Since then, we’ve made a regular ritual of playing Scrabble and listening to Robyn Hitchcock. And I’ll tell you what, it’s a really nice change from watching TV all evening every single day. Man cannot live on South Park alone.

In other news, I’ve snared an awesome new client on Etsy! Linda at Paris Pennsylvania recently consigned me to do a whole set of banners and a business card for her shop. She and I share a love of Art Nouveau and Klimt, and with Linda’s expert guidance we’ve come up with a really cool set of graphics. I really enjoy working with people who have a strong sense of their own aesthetics. Etsy is such a fantastic community – so much more than an online marketplace! (And thus is my Etsy speech for the day! All hail Etsy!)

New Fairy Tale prints

Well, Christmas here at Rowan Tree Design HQ was entirely satisfactory. We did have a minor mishap with our Christmas cockerel – Simon bought it a good few days in advance and put it out in the shed, since it was too big to fit in the fridge. He thought the weather would be cool enough to preserve it, but we had a few unseasonably warm days, and on Christmas morning when he went out to the shed, there was a distinct odour of Not Right, and he found to his dismay that the cockerel had partially disintegrated into foul-smelling goo. (This of course led to plenty of jokes along the lines of “Oh dear, my cock smells terrible – here, sniff my cock”, etc, etc.) Fortunately our guests Tom and Dawn had a duck stored in their freezer, which saved everyone else from having to eat my Christmas tofu.

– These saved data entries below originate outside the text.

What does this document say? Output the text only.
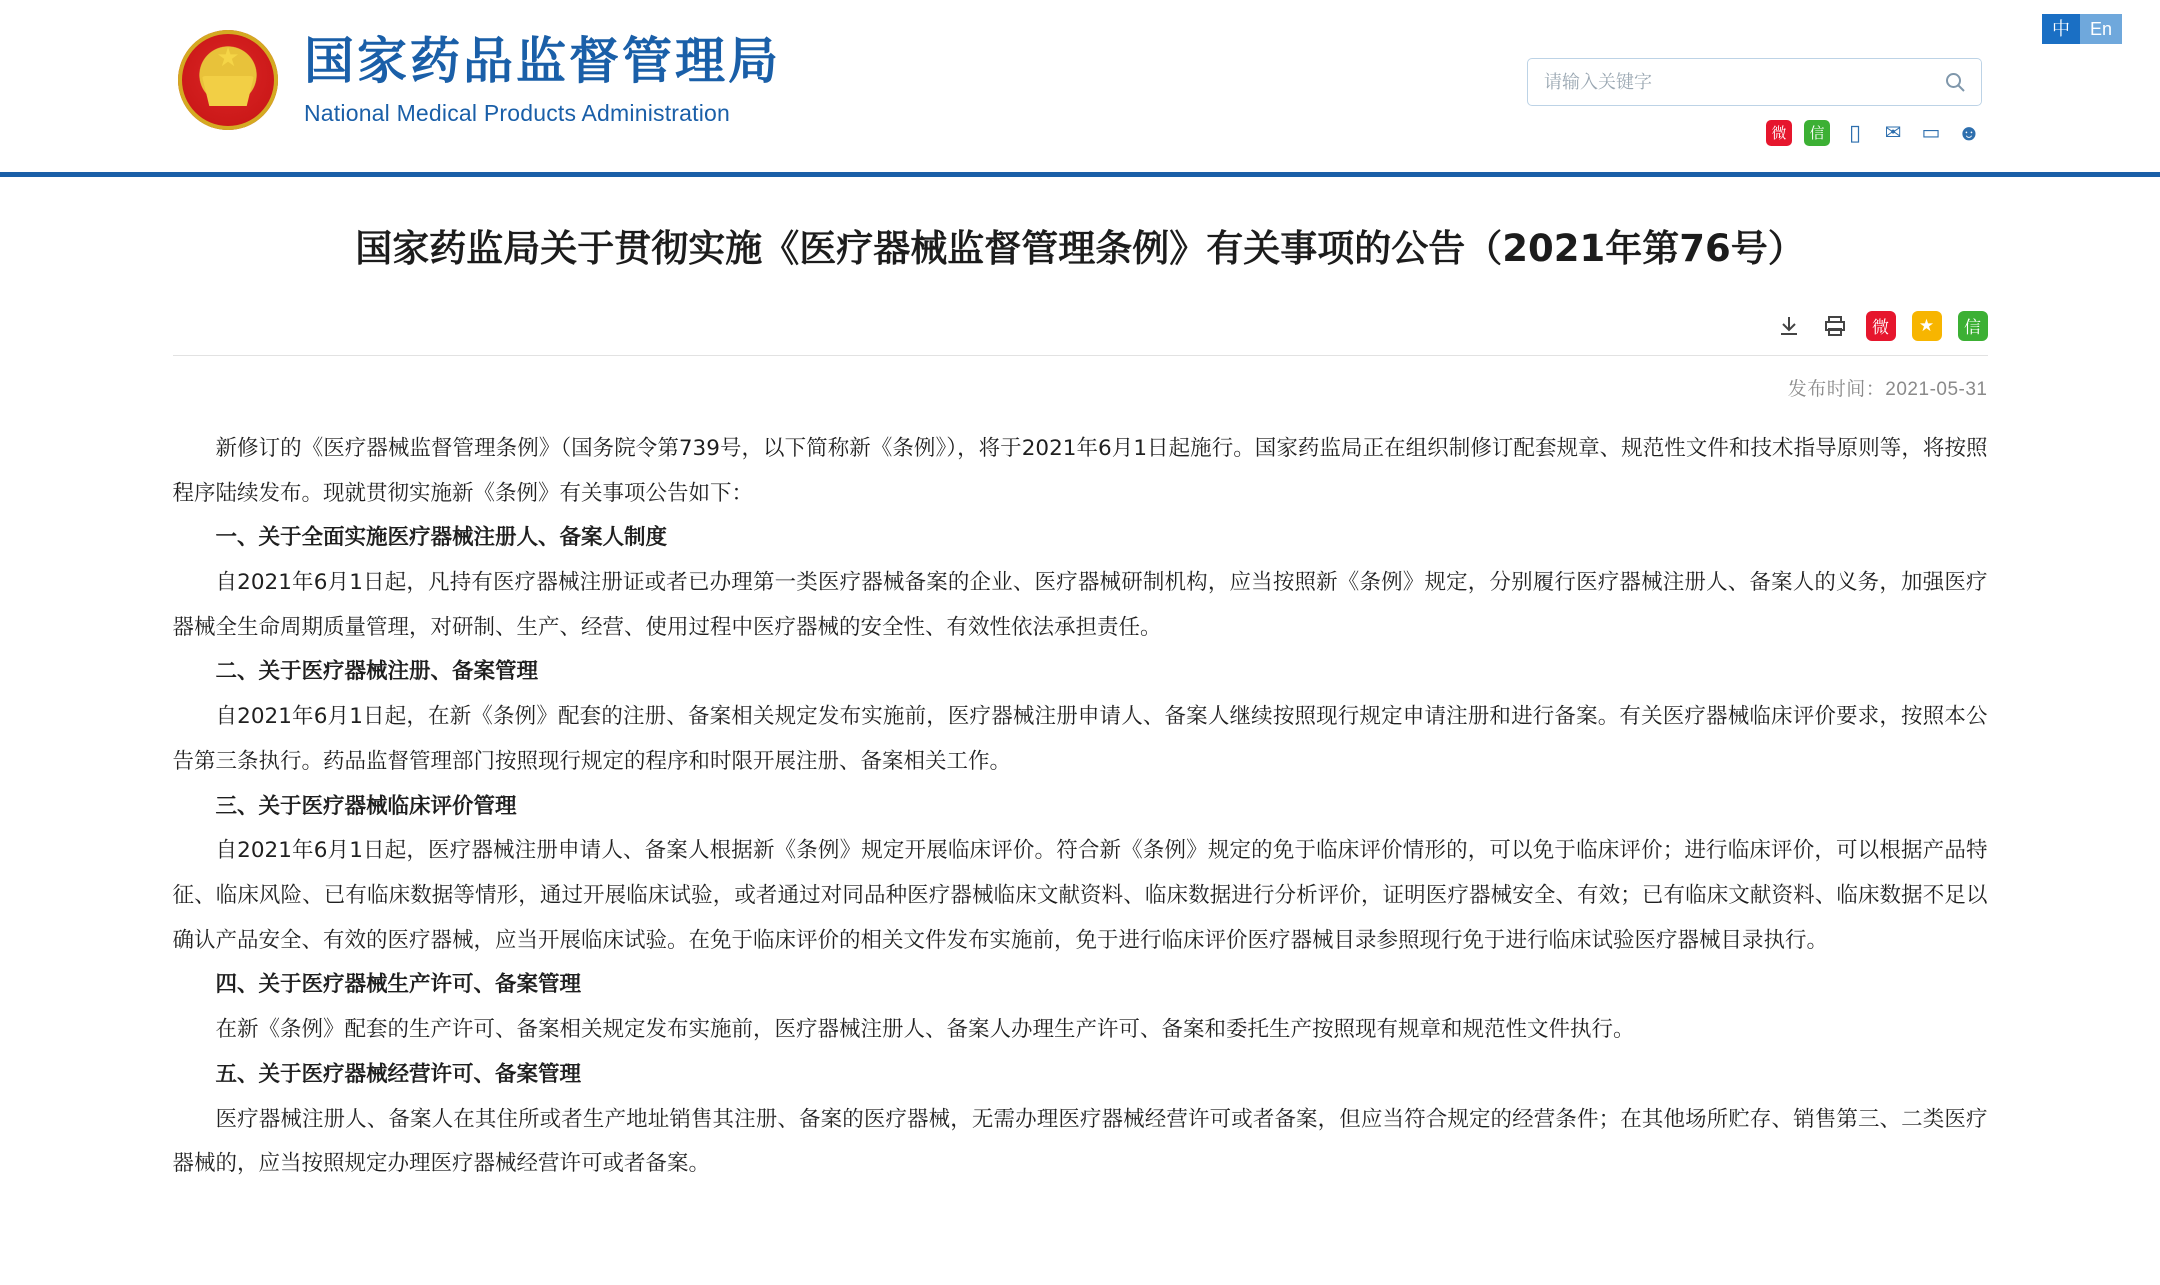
中	En
★
国家药品监督管理局
National Medical Products Administration
请输入关键字
微	信	▯	✉ ▭ ☻
国家药监局关于贯彻实施《医疗器械监督管理条例》有关事项的公告（2021年第76号）
微	★	信
发布时间：2021-05-31

新修订的《医疗器械监督管理条例》（国务院令第739号，以下简称新《条例》），将于2021年6月1日起施行。国家药监局正在组织制修订配套规章、规范性文件和技术指导原则等，将按照程序陆续发布。现就贯彻实施新《条例》有关事项公告如下：

一、关于全面实施医疗器械注册人、备案人制度

自2021年6月1日起，凡持有医疗器械注册证或者已办理第一类医疗器械备案的企业、医疗器械研制机构，应当按照新《条例》规定，分别履行医疗器械注册人、备案人的义务，加强医疗器械全生命周期质量管理，对研制、生产、经营、使用过程中医疗器械的安全性、有效性依法承担责任。

二、关于医疗器械注册、备案管理

自2021年6月1日起，在新《条例》配套的注册、备案相关规定发布实施前，医疗器械注册申请人、备案人继续按照现行规定申请注册和进行备案。有关医疗器械临床评价要求，按照本公告第三条执行。药品监督管理部门按照现行规定的程序和时限开展注册、备案相关工作。

三、关于医疗器械临床评价管理

自2021年6月1日起，医疗器械注册申请人、备案人根据新《条例》规定开展临床评价。符合新《条例》规定的免于临床评价情形的，可以免于临床评价；进行临床评价，可以根据产品特征、临床风险、已有临床数据等情形，通过开展临床试验，或者通过对同品种医疗器械临床文献资料、临床数据进行分析评价，证明医疗器械安全、有效；已有临床文献资料、临床数据不足以确认产品安全、有效的医疗器械，应当开展临床试验。在免于临床评价的相关文件发布实施前，免于进行临床评价医疗器械目录参照现行免于进行临床试验医疗器械目录执行。

四、关于医疗器械生产许可、备案管理

在新《条例》配套的生产许可、备案相关规定发布实施前，医疗器械注册人、备案人办理生产许可、备案和委托生产按照现有规章和规范性文件执行。

五、关于医疗器械经营许可、备案管理

医疗器械注册人、备案人在其住所或者生产地址销售其注册、备案的医疗器械，无需办理医疗器械经营许可或者备案，但应当符合规定的经营条件；在其他场所贮存、销售第三、二类医疗器械的，应当按照规定办理医疗器械经营许可或者备案。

WHICH WAS DELICIOUS, by the way. I’d pressed all the water out of it and marinated it for a couple of days in a mixture of miso paste, stock, lemon juice, oil and herbs, then roasted it. I made everyone try a bite, and to their surprise they all agreed it was genuinely tasty. I think a lot of people are turned off tofu simply because they don’t know how to prepare it – it’s basically a blank slate. A very healthy, cholesterol-free blank slate. (I should have a T-shirt or a badge made up that reads ‘Ask Me About Tofu!’)

We stayed at our house all day apart from a brief visit to friends, imbibed plenty of Christmas cheer and enjoyed ourselves immensely. The one real downer of the day was that my parents’ gifts, which my mom had sent from Canada IN NOVEMBER, never turned up. Damn crappy Canada Post and/or Royal Mail! The package still hasn’t arrived, so my mom is going to try and track it, or at least claim the insurance. Quel bummer. Knowing my mom, she went to a lot of effort and picked out some really cool stuff. (The clothes she sent me last year are still the nicest things in my wardrobe.)

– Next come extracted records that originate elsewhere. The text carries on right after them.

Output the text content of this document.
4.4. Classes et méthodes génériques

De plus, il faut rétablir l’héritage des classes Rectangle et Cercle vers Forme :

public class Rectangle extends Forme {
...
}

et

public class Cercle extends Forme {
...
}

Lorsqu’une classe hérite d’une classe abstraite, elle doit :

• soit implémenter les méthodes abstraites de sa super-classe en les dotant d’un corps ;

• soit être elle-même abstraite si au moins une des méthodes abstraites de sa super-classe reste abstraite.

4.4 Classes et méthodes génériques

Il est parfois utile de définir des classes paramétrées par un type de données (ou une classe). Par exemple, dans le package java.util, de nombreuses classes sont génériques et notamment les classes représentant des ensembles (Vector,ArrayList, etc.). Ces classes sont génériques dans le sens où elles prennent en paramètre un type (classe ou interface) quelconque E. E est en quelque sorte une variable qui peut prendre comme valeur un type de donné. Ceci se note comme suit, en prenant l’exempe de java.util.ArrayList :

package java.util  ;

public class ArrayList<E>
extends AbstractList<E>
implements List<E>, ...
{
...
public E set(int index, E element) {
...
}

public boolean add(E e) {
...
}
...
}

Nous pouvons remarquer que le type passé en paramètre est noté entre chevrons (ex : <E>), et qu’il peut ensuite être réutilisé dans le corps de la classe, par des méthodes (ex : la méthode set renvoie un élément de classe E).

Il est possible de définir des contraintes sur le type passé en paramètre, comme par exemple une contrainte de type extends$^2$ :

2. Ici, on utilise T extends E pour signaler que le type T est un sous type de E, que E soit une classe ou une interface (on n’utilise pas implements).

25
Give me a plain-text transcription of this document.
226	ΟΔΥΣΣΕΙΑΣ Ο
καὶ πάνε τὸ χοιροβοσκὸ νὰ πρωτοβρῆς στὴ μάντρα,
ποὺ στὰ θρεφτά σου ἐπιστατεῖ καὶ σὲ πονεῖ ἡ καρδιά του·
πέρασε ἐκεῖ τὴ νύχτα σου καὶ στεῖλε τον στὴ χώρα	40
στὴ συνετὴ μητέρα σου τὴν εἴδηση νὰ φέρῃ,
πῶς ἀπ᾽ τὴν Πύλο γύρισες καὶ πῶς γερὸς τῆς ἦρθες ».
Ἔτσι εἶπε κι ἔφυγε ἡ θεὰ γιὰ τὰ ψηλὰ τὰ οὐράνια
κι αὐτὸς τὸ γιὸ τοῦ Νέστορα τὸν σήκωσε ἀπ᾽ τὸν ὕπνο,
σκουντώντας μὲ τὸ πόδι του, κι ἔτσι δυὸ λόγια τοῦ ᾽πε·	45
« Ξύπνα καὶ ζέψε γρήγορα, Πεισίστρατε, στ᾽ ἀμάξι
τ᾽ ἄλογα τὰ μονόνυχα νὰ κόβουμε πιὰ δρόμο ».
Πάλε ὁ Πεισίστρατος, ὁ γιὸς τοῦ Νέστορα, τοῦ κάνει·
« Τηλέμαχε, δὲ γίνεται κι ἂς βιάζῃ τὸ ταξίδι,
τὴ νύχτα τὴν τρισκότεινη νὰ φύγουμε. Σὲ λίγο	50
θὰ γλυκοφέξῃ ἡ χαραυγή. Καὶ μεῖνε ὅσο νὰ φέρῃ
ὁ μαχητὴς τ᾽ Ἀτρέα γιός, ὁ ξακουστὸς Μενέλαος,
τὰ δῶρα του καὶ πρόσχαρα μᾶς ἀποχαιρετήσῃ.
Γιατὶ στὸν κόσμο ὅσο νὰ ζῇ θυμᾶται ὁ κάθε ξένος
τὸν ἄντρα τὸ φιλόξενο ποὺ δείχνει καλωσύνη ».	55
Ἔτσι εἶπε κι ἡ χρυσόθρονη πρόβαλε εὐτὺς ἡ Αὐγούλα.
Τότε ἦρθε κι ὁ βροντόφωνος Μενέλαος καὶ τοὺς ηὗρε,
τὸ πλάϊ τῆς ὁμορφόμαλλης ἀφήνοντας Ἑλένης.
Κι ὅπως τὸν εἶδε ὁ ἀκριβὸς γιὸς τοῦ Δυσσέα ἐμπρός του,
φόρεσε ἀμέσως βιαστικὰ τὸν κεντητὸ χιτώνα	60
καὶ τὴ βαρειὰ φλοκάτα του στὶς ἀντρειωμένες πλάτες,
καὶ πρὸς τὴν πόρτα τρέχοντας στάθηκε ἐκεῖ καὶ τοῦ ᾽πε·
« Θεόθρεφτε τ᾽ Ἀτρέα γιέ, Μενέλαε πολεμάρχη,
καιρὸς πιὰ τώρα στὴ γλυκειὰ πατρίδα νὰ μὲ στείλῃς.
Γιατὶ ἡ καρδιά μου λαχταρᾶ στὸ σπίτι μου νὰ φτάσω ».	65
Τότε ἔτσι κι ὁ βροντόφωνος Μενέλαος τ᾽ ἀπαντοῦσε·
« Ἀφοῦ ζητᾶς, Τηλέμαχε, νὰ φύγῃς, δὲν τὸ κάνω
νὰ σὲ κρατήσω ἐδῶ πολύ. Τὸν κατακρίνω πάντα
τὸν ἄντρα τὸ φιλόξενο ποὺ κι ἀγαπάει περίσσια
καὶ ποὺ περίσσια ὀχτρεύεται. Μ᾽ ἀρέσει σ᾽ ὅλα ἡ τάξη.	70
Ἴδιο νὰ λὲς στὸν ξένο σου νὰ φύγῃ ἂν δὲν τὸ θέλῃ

New Years Eve was similarly chilled out and low-key – we went round to Tom and Dawn’s along with a few other choice folks, murdered about five bottles of champagne, and petered out not long after midnight, because we are officially IN OUR THIRTIES. Which is fine by me – my liver won’t take much more of the pounding I’ve inflicted on it during previous Auld Lang Syne revelries.

Over the holiday, I did a few more Fairy Tale collages, inspired by Rapunzel and Hansel and Gretel.